Given our long history with using lenses to magnify objects and manipulate light, it's kind of surprising that it wasn't until 1590 that a Dutch eyeglass maker and his dad made the world's first actual microscope. Zacharias Janssen and his father Hans made the first sort-of microscope in Middleburg, Holland (Germany and Holland were well-known at the time for being the world's top lens-makers). It looked a bit like a kaleidoscope and consisted of three tubes -- two with a lens on one end and one that was open on either side to hold them together. The lens you looked through was biconvex, meaning it was curved on both sides. The lens that faced the object you wanted to magnify was plano-convex, meaning it was flat on one side and curved on the other. By elongating or shortening the tube, the microscope's user could magnify an image from three to nine times its original size.

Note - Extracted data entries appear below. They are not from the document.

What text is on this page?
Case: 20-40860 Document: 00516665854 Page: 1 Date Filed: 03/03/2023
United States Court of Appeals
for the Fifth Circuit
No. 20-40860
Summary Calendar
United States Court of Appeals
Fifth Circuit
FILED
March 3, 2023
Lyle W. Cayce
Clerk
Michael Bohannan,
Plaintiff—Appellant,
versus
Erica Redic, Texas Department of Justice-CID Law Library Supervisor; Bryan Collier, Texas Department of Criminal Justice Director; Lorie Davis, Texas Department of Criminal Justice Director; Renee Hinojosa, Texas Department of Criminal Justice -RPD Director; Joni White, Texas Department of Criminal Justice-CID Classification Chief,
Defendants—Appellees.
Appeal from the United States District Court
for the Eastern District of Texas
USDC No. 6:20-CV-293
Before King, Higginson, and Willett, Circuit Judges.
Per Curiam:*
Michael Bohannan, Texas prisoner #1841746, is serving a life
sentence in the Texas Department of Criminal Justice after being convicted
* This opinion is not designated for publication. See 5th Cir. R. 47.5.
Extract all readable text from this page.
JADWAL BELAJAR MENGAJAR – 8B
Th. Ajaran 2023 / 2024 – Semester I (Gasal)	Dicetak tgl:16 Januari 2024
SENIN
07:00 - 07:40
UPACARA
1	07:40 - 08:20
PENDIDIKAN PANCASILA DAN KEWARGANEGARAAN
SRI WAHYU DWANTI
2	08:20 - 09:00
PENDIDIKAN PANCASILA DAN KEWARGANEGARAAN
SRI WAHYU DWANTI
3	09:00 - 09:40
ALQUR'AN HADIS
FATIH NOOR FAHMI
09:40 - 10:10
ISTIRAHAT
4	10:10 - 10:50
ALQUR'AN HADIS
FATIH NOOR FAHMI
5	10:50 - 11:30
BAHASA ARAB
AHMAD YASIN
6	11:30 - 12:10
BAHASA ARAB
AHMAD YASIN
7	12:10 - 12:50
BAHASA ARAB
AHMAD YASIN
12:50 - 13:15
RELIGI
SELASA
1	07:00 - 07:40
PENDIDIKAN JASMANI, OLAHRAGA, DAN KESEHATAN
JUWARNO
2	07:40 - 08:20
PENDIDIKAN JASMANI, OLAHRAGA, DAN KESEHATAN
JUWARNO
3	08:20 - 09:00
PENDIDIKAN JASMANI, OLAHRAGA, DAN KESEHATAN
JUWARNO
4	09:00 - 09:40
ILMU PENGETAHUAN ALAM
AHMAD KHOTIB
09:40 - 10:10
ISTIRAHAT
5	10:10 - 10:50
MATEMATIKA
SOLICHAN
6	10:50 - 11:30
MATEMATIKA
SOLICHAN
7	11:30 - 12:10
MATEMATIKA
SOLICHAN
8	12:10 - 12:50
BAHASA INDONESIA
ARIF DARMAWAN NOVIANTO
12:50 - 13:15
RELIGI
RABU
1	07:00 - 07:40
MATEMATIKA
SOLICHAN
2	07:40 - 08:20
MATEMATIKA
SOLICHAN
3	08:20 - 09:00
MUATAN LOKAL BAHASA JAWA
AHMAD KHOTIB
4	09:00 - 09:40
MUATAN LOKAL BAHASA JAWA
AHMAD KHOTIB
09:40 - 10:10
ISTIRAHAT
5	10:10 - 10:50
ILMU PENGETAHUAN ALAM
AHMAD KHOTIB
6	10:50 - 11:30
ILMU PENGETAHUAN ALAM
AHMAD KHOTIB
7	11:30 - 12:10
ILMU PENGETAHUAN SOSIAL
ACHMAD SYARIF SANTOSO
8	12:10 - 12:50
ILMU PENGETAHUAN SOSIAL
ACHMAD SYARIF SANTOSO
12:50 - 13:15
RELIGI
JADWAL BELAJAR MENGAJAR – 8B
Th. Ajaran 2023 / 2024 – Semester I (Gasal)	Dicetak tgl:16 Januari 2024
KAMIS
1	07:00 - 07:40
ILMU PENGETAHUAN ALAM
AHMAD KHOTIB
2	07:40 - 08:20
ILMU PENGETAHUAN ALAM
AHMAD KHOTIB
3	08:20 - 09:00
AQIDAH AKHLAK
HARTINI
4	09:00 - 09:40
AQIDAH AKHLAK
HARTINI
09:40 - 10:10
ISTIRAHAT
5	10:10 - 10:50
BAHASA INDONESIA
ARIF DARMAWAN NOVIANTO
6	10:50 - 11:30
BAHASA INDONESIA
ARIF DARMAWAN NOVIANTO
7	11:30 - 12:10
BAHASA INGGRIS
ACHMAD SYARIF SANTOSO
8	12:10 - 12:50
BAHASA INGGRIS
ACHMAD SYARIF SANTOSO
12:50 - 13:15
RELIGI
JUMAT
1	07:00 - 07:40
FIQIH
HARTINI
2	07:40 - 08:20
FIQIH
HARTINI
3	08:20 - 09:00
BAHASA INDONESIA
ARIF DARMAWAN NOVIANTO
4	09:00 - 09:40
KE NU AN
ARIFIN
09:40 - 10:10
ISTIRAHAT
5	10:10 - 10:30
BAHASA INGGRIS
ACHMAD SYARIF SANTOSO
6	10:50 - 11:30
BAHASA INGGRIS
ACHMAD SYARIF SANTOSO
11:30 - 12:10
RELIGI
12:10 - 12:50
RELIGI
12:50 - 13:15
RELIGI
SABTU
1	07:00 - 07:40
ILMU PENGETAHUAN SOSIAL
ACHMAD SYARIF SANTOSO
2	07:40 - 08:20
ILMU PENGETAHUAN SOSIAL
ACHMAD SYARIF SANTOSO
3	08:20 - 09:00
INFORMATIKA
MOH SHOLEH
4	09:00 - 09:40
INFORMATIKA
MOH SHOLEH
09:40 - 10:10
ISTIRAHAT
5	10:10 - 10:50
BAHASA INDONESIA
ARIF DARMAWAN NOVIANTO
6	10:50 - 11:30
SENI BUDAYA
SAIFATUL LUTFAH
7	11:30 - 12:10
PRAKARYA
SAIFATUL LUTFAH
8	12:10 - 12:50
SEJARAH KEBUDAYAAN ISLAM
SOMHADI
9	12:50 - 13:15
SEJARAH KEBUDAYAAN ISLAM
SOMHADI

Kind of like a telescope.
It should be noted that some say Janssen and his father actually didn't invent the first microscope but, rather, their competitor Hans Lippershey, an eyeglass maker who lived nearby actually beat them to the punch. Because even in the 1500s new inventions had intellectual property controversies! Either way, this early device almost immediately set off a flurry of innovations and upgrades.
In 1667, mapmaker and biologist Robert Hooke would be the first researcher to publish the results of using a microscope for scientific purposes. He would also bring its design much closer to the device we use today by redesigning it to meet his specific needs. Hooke's book about using the microscope, called Microphagia, was the first publication of the Royal Society of London and it was also the very first scientific best-seller. As the Royal Society's Curator of Experiments, Hooke designed his own devices by modifying pre-built microscopes. Hooke's designs hacked together the first compound-light microscopes by attaching the standard (for the time) microscope to a flask filled with water set in front of an oil lamp to focus the illumination on the specimen.
The results were revolutionary. In Hooke's Microphagia he illustrated objects that had been magnified by more than 50 times through the microscope lens. One object, a thin slice of cork, he described as being made up of a series of "cells" -- little did he know how accurate that statement was. He was making the very first observation and description of a plant cell. It wasn't until 200 years later, in 1839, when scientists would actually begin to understand what the heck a cell actually was.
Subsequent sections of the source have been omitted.